En ocho meses, ejercimos el amor con la misma intensidad que el primer día: anduvimos las calles, tomamos la carretera, viajamos al extranjero. La vida fue nuestra nuevamente y los besos reasumieron su pedestal de gloria.
El día menos pensado, llegó el destino y apartó dos corazones que parecían inseparables. Ahora, digo, fue un mensaje divino que me hizo abdicar de la segunda etapa del amor nada parecida a la primera.
Pasaron nueve meses y la volví a ver, estaba como nunca. Han pasado seis años y paulatinamente aquella llama abrasadora se apagó sin negociación ni preámbulos. Apenas me acuerdo de Teresa.
Al alejarla de mí, deshice sus recuerdos físicos de mi frente y me propuse borrar los espacios que por cuatro años nos pertenecieron. Me alejé de amigos comunes, bajé la vista para no ver los edificios cómplices de esa historia y me alejé hasta de mis pensamientos. Poco a poco, envíe su recuerdo al olvido en alianza con el tiempo. No fue fácil en una ciudad pequeña en la que a cada palmo me salía al frente con la nostalgia de nuestras andanzas.

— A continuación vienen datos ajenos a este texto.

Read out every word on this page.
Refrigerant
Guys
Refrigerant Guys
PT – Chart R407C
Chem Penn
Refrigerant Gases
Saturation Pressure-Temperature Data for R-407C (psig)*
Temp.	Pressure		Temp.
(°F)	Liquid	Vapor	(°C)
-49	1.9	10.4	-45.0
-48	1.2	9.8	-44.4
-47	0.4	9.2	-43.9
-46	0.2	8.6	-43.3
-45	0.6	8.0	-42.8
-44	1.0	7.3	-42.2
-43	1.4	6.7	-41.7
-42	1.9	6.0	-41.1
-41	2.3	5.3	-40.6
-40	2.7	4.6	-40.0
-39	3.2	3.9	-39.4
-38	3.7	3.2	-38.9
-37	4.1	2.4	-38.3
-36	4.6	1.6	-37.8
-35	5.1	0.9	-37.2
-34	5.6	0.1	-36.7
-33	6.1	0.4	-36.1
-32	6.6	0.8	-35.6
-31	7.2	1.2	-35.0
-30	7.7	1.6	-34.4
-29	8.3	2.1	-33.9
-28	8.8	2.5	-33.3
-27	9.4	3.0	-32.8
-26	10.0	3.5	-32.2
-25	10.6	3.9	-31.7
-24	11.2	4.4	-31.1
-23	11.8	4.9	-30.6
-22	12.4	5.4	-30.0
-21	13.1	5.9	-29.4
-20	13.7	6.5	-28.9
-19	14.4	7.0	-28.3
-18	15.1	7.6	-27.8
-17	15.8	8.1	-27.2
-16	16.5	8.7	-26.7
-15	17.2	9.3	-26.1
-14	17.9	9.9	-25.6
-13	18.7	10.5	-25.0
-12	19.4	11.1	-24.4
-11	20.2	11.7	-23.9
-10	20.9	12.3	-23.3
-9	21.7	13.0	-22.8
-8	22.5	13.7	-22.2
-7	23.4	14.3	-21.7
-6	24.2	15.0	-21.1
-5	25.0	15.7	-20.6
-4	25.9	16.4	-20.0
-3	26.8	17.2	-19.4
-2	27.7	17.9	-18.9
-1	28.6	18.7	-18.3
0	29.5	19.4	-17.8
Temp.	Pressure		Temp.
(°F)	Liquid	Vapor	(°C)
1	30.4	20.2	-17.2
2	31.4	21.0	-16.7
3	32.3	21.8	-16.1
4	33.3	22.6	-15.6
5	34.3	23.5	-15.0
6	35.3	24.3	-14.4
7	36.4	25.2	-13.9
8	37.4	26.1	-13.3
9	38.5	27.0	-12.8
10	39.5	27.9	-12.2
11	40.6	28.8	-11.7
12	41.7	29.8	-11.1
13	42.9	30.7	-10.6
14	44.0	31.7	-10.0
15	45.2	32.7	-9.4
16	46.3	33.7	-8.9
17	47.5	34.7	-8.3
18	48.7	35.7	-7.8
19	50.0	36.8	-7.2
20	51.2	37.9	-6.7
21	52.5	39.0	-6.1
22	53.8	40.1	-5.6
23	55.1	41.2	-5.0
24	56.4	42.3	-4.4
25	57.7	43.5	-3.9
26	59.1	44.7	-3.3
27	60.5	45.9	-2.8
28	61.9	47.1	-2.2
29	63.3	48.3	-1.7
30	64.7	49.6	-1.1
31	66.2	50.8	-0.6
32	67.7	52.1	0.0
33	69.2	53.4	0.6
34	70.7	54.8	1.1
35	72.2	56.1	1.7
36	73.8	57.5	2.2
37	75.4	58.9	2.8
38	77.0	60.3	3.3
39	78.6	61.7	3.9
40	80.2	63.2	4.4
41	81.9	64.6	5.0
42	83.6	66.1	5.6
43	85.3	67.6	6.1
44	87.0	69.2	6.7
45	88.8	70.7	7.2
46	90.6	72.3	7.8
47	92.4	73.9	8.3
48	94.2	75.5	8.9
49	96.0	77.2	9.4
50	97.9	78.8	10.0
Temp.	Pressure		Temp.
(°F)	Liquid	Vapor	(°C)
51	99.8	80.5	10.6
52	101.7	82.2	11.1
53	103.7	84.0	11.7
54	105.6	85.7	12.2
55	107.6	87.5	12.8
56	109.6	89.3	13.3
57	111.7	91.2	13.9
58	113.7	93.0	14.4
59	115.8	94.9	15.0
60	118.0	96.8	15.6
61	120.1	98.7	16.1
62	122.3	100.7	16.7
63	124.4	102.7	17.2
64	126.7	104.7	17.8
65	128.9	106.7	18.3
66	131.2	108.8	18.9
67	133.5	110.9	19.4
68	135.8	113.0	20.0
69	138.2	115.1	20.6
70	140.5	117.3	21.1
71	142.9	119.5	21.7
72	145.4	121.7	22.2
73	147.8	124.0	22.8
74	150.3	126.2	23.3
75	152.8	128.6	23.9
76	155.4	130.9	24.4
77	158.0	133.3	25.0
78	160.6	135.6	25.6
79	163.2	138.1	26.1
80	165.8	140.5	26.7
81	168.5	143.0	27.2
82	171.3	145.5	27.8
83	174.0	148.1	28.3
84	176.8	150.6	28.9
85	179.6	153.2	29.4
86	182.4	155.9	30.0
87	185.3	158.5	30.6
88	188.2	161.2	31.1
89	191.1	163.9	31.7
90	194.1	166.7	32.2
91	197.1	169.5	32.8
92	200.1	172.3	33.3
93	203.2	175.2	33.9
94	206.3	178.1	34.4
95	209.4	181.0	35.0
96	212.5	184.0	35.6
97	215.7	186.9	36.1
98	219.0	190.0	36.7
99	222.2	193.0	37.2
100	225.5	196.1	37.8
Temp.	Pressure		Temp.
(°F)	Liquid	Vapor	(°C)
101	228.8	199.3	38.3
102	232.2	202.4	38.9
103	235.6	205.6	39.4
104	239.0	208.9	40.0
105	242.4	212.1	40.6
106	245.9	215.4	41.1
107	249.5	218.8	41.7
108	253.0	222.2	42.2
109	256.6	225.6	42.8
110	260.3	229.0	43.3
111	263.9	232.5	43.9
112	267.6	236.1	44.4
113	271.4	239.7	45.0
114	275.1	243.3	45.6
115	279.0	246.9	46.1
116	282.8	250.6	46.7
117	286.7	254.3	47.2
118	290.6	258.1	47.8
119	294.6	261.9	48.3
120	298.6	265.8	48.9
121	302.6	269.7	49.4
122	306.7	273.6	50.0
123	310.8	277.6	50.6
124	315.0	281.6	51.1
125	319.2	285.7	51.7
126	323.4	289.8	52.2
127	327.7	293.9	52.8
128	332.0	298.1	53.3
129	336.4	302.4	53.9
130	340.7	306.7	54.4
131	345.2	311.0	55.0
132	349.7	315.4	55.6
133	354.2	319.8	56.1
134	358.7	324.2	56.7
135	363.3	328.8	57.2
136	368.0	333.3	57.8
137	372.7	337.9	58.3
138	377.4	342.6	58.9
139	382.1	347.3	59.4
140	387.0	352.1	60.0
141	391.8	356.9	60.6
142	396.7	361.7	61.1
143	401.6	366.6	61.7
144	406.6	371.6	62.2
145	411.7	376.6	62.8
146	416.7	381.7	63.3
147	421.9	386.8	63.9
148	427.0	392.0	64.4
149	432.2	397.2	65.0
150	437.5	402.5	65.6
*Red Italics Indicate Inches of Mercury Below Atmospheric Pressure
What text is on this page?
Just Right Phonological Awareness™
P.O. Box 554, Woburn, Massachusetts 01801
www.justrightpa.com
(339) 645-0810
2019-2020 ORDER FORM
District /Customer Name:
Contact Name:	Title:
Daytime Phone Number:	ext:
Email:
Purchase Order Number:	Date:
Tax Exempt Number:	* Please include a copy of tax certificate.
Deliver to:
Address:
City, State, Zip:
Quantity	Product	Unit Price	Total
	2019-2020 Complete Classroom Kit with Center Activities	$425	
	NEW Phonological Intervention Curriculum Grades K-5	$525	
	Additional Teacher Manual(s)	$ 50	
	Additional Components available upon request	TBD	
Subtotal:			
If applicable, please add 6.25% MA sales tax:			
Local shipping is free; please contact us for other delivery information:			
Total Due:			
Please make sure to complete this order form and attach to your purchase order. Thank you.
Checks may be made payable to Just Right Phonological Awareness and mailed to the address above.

No pienso ya en la hecatombe de esa pasión de luces y sombras.
Me dicen que se casó y que es feliz. Feliz soy también de saber que ella lo es. Nunca, jamás ni nunca (para reproducir el habla común), sería capaz de articular para palabras para distribuir el lastre que en un momento cargamos los dos; si acaso los esplendores.
Ese amor pasó, como todo. Qué Dios ilumine los caminos de Teresa.